Journal of Minimally Invasive Gynecology | 2017
Marie Schaub; Lise Lecointre; Emilie Faller; Thomas Boisramé; Arnaud Wattiez; Jean-Jacques Baldauf; Cherif Akladios
STUDY OBJECTIVE Lumboaortic lymphadenectomy is frequently performed in the surgical management of different gynecologic pelvic malignancies: cervical endometrial and ovarian cancer. The retroperitoneal access presents a real advantage, allowing direct access to vascular axes, thus avoiding bowel segments. The use of a vessel-sealing device could facilitate the technique by providing an ergonomic alternative to conventional tools such as a bipolar grasper and scissors. Here the surgical technique of laparoscopic retroperitoneal lumboaortic lymphadenectomy using a vessel-sealing device in 10 steps is described. DESIGN Educative video (Canadian Task Force classification III). SETTING Tertiary referral center in Strasbourg, France. PATIENTS Women undergoing lumboaortic lymphadenectomy. INTERVENTION Laparoscopic retroperitoneal lumboaortic lymphadenectomy using a vessel-sealing device. The local institutional review board approved the video. MEASUREMENTS AND MAIN RESULTS The surgeon and assistant are positioned on the left of the patient and the column is placed in front. After peritoneal exploration 3 trocars are introduced in the left flank according to a very precise arrangement. We use a camera scope with a zero-degree view angle. After development of the extraperitoneal space and identification of the vascular landmarks, lymphadenectomy using a vessel-sealing device involves several steps in an anticlockwise direction starting from the left common iliac group. We first start with the lateroaortic group of lymph nodes. We then continue with the preaortic, interaorticocaval, and precaval supramesenteric group.

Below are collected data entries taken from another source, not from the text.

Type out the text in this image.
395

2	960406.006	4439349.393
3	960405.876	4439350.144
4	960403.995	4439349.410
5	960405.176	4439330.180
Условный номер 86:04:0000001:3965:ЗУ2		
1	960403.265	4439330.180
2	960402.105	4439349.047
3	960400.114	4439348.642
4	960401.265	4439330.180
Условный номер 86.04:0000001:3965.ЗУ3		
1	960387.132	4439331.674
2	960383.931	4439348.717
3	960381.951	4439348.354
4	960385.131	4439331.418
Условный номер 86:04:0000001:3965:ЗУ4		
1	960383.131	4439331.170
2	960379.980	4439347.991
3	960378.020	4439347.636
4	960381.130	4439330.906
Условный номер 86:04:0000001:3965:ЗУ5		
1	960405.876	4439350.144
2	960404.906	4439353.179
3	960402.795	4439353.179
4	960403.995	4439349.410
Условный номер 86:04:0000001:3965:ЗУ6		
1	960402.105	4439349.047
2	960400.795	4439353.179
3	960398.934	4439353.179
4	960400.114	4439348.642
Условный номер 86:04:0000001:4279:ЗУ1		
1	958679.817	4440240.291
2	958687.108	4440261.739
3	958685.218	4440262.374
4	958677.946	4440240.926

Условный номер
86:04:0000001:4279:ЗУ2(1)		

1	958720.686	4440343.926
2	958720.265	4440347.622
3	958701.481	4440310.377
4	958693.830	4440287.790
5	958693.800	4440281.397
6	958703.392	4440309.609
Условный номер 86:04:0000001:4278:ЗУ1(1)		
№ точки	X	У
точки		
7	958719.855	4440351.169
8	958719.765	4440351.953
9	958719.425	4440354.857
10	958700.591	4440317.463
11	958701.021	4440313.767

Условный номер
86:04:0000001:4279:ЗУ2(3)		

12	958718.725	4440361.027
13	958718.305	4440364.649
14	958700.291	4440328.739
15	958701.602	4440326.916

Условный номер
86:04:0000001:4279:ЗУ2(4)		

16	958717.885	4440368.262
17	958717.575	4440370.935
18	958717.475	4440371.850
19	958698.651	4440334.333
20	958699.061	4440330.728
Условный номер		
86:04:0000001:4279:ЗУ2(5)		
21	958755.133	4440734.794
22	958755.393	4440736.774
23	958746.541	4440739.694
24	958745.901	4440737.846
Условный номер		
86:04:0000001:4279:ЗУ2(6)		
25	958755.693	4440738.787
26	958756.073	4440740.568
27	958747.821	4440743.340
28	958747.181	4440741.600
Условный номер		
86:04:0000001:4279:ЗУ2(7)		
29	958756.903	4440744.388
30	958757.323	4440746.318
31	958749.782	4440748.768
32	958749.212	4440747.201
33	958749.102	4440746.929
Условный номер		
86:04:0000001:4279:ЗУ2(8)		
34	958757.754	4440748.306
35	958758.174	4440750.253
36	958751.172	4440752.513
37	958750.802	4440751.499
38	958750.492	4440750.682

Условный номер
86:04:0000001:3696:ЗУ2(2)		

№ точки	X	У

After that, we perform the inframesenteric dissection of lymph nodes, the bifurcation of the aorta, and finally the right common iliac group. At the end of the procedure, in the absence of signs of metastatic lymph nodes, we open the peritoneum. CONCLUSION Retroperitoneal lumboaortic lymphadenectomy using a vessel-sealing device is useful because of better ergonomics of the multitasking instrument, avoiding alternating between scissors and bipolar forceps. The surgeon will be able to use both hands for exposure and for surgery. The presence of a metastatic ganglion is an important and decisive factor in the choice of adjuvant or neoadjuvant management of cancers, especially for cervical cancer.